Treasury CS Ukur Yatani was on Thursday bullish that the government will realise the big four agenda despite a reduction in the funding of the programmes in recent years.
In the budget estimates read by CS in parliament, the Treasury allocated the president’s legacy projects Sh142.1 billion, an amount considered a drop in the ocean for the programme.
But speaking to journalists after reading the budget, Yatani said most of the projects captured under the big four will be completed by the end of the 2021-22 financial year.
He expounded that the implementation of the projects are at various stages, adding that the government had projects over a period of three years.
“The fact that the allocation for this year is lower than last year, does not mean that we have abandoned the projects.
“It only means that these projects are at different phases of implementation and we are happy with the progress and confident that most of them will be completed in good time,” he said.
The programmes under the umbrella of the big four agenda are food security, affordable housing, universal health care and manufacturing.
However, there have been concerns the president may not realise the programmes before he retires in August next year owing to underfunding and slow pace of implementation.
In a report tabled to parliament on Tuesday, National Assembly’s Budget and Appropriations committee cast doubt on the realisation of the project before the president’s tenure ends.
For instance, the committee chaired by Kieni MP Kanini Kega noted that the universal health care which is supposed to cover one million poor houses at Sh6 billion annually taken off.
“In the 2021-22 financial year, streamlining of functions will be crucial to eliminate duplication and reduce wastage to be able to complete projects on time,” the committee recommended.
Under the housing agenda, a target to deliver 500,000 affordable and decent housing units to Kenyans has fallen short of expectations.
So far, only 1, 370 units have been built.
But the CS said that just like any government project, the government has allocated funds to the big four to ensure their successful and timely competition.
“We are also looking at the continuous implementation of the big 4 agenda because the agenda was not a one-year event.
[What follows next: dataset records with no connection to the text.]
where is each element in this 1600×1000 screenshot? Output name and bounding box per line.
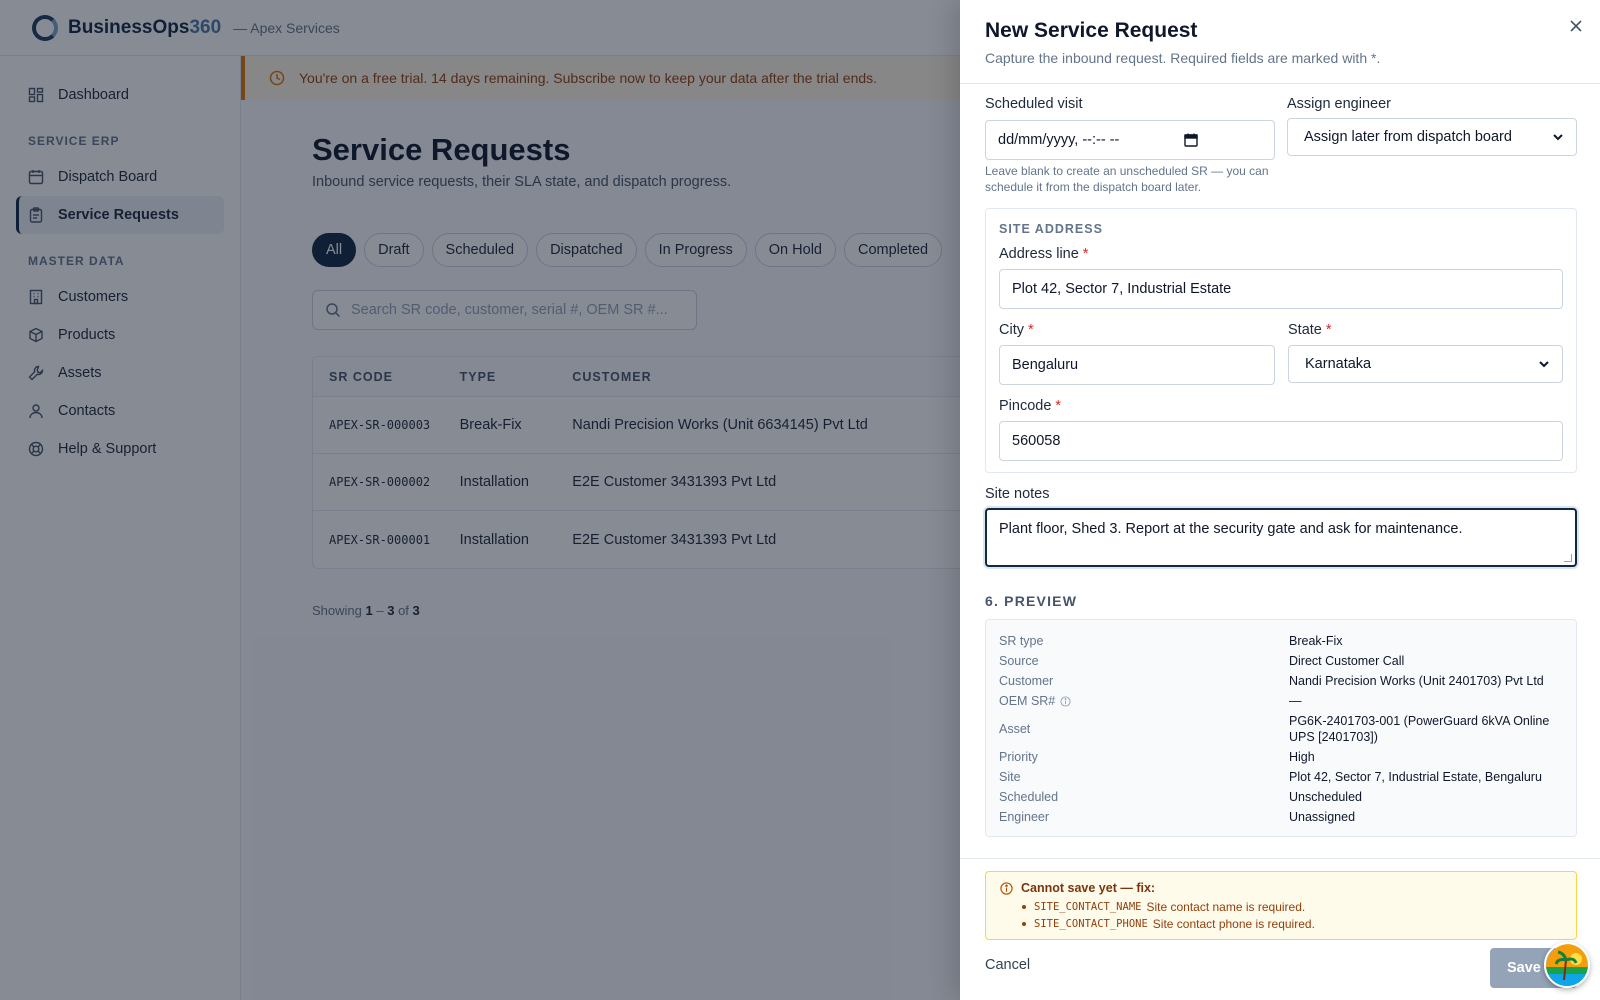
preview-row-engineer: Engineer Unassigned xyxy=(999,810,1356,824)
drawer-title: New Service Request xyxy=(985,19,1198,42)
chevron-down-icon xyxy=(1552,131,1564,143)
cancel-button[interactable]: Cancel xyxy=(985,957,1030,973)
pincode-value: 560058 xyxy=(1012,433,1061,449)
validation-error-item: SITE_CONTACT_PHONE Site contact phone is … xyxy=(1022,917,1315,931)
scheduled-visit-input[interactable]: dd/mm/yyyy, --:-- -- xyxy=(985,120,1275,160)
state-label: State * xyxy=(1288,322,1332,338)
required-marker: * xyxy=(1082,246,1089,262)
chevron-down-icon xyxy=(1538,358,1550,370)
site-notes-label: Site notes xyxy=(985,486,1050,502)
scheduled-visit-value: dd/mm/yyyy, --:-- -- xyxy=(998,132,1120,148)
site-address-caption: SITE ADDRESS xyxy=(999,222,1103,236)
info-icon[interactable] xyxy=(1060,695,1071,707)
drawer-header: New Service Request Capture the inbound … xyxy=(960,0,1600,84)
pincode-label: Pincode * xyxy=(999,398,1062,414)
preview-row-sr-type: SR type Break-Fix xyxy=(999,634,1343,648)
drawer-subtitle: Capture the inbound request. Required fi… xyxy=(985,50,1381,66)
required-marker: * xyxy=(1027,322,1034,338)
pincode-input[interactable]: 560058 xyxy=(999,421,1563,461)
preview-row-source: Source Direct Customer Call xyxy=(999,654,1405,668)
calendar-picker-icon[interactable] xyxy=(1184,133,1198,147)
close-button[interactable] xyxy=(1564,14,1588,38)
avatar[interactable] xyxy=(1544,942,1590,988)
validation-title: Cannot save yet — fix: xyxy=(1000,881,1155,895)
validation-error-item: SITE_CONTACT_NAME Site contact name is re… xyxy=(1022,900,1305,914)
assign-engineer-value: Assign later from dispatch board xyxy=(1304,129,1512,145)
scheduled-visit-help: Leave blank to create an unscheduled SR … xyxy=(985,164,1269,194)
preview-row-oem-sr: OEM SR# — xyxy=(999,694,1302,708)
preview-row-site: Site Plot 42, Sector 7, Industrial Estate… xyxy=(999,770,1542,784)
required-marker: * xyxy=(1055,398,1062,414)
preview-row-customer: Customer Nandi Precision Works (Unit 2401… xyxy=(999,674,1544,688)
preview-row-priority: Priority High xyxy=(999,750,1315,764)
site-notes-textarea[interactable]: Plant floor, Shed 3. Report at the secur… xyxy=(985,508,1577,567)
close-icon xyxy=(1569,19,1583,33)
preview-panel: SR type Break-Fix Source Direct Customer C… xyxy=(985,619,1577,837)
new-service-request-drawer: New Service Request Capture the inbound … xyxy=(960,0,1600,1000)
preview-section-title: 6. PREVIEW xyxy=(985,593,1078,609)
preview-row-scheduled: Scheduled Unscheduled xyxy=(999,790,1362,804)
validation-errors: Cannot save yet — fix: SITE_CONTACT_NAME… xyxy=(985,871,1577,940)
address-line-label: Address line * xyxy=(999,246,1089,262)
footer-divider xyxy=(960,858,1600,859)
city-value: Bengaluru xyxy=(1012,357,1079,373)
city-label: City * xyxy=(999,322,1034,338)
site-address-section: SITE ADDRESS Address line * Plot 42, Sect… xyxy=(985,208,1577,473)
assign-engineer-label: Assign engineer xyxy=(1287,96,1391,112)
state-value: Karnataka xyxy=(1305,356,1372,372)
required-marker: * xyxy=(1325,322,1332,338)
preview-row-asset: Asset PG6K-2401703-001 (PowerGuard 6kVA O… xyxy=(999,714,1550,744)
address-line-value: Plot 42, Sector 7, Industrial Estate xyxy=(1012,281,1232,297)
scheduled-visit-label: Scheduled visit xyxy=(985,96,1083,112)
assign-engineer-select[interactable]: Assign later from dispatch board xyxy=(1287,118,1577,156)
city-input[interactable]: Bengaluru xyxy=(999,345,1275,385)
address-line-input[interactable]: Plot 42, Sector 7, Industrial Estate xyxy=(999,269,1563,309)
state-select[interactable]: Karnataka xyxy=(1288,345,1563,383)
site-notes-value: Plant floor, Shed 3. Report at the secur… xyxy=(999,521,1463,537)
alert-icon xyxy=(1000,881,1013,895)
resize-handle-icon[interactable] xyxy=(1564,554,1572,562)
It was a programme that we planned and budgeted over three years- over the mediums term,” he said.
The CS also talked about the pending bills that have continued to balloon despite the president’s directive to clear the same.
Yatani said that his ministry has drafted an amendment to PFM Act to give the Treasury powers to retain allocations to counties and government agencies that do not pay pending bills.
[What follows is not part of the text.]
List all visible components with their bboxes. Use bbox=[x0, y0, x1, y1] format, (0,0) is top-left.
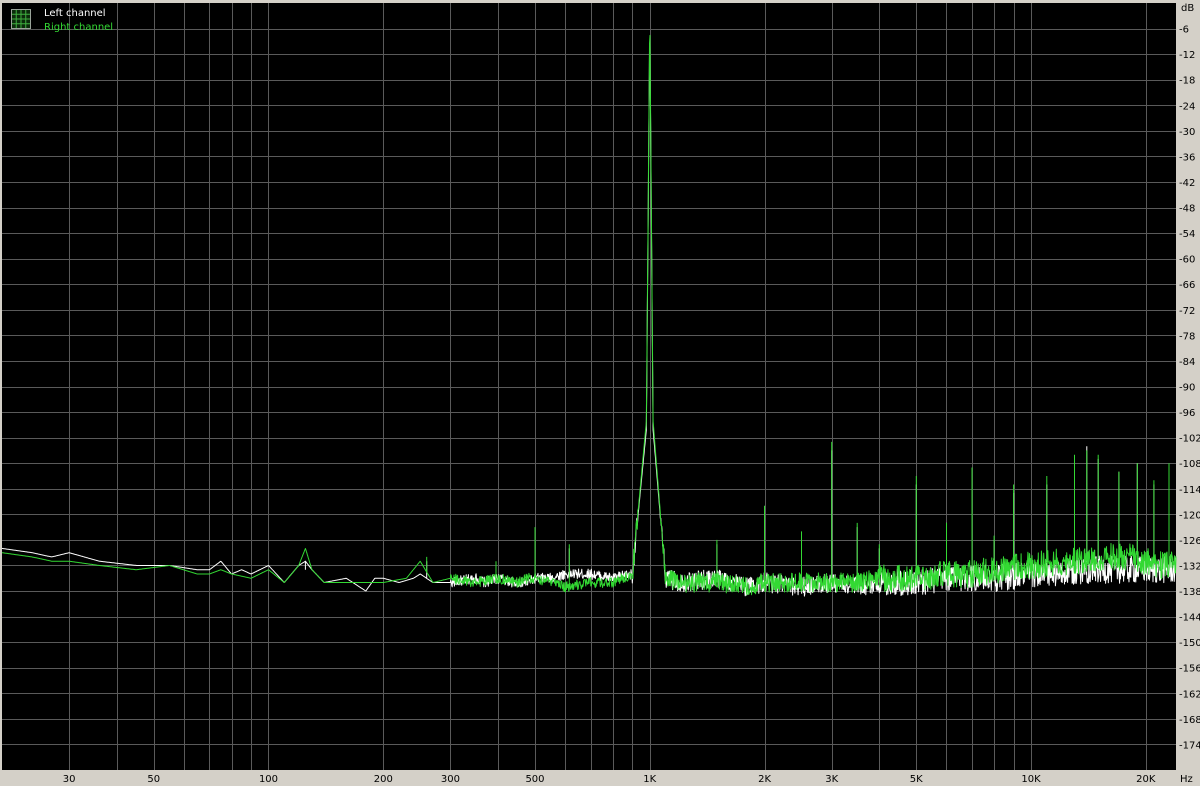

In conjunction with the office of Auditor General, he said his Ministry is set to commission an audit of pending bills in counties.
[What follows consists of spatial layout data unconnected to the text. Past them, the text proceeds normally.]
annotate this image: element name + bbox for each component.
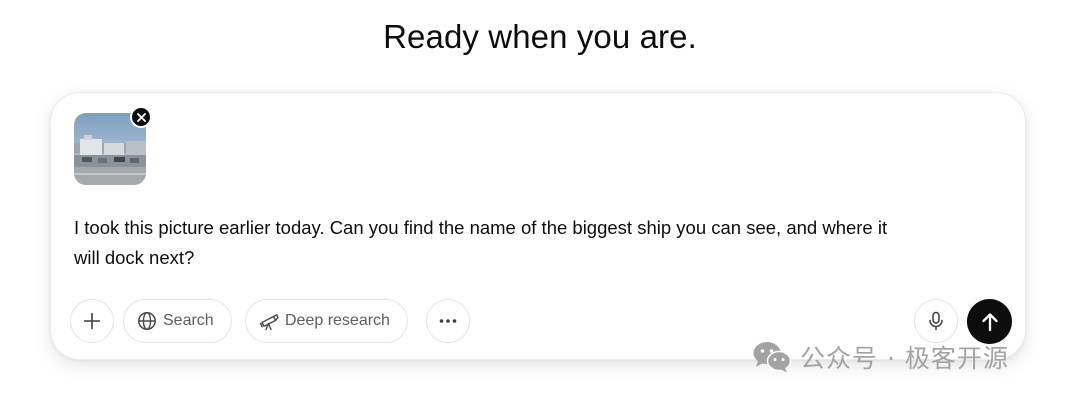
chat-home: Ready when you are. I took this picture … xyxy=(0,0,1080,401)
watermark-text: 公众号 · 极客开源 xyxy=(800,344,1009,373)
message-composer: I took this picture earlier today. Can y… xyxy=(50,92,1026,360)
watermark: 公众号 · 极客开源 xyxy=(752,337,1009,377)
deep-research-button[interactable]: Deep research xyxy=(245,299,408,343)
microphone-icon xyxy=(929,311,943,331)
ellipsis-icon xyxy=(439,319,457,323)
telescope-icon xyxy=(259,314,279,331)
remove-attachment-button[interactable] xyxy=(130,106,152,128)
arrow-up-icon xyxy=(981,312,998,331)
close-icon xyxy=(136,112,146,122)
wechat-icon xyxy=(752,340,792,374)
globe-icon xyxy=(138,312,156,330)
prompt-input[interactable]: I took this picture earlier today. Can y… xyxy=(74,213,894,273)
search-label: Search xyxy=(163,312,214,329)
more-tools-button[interactable] xyxy=(426,299,470,343)
search-button[interactable]: Search xyxy=(123,299,232,343)
plus-icon xyxy=(83,312,101,330)
deep-research-label: Deep research xyxy=(285,312,390,329)
page-title: Ready when you are. xyxy=(383,18,697,55)
add-attachment-button[interactable] xyxy=(70,299,114,343)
Further, the CS defended the Sh3.6 trillion budget he unveiled yesterday, saying it will spur economic growth.
“The budget has to be high because it not only based on priorities but the scope of our expenditure. The government is widening the economy,” he said.
He added, “A big-budget has an impact on economic growth because those are centres of investment expenditures. If you restrain expenditure, then that multiply effect will not be felt at all.”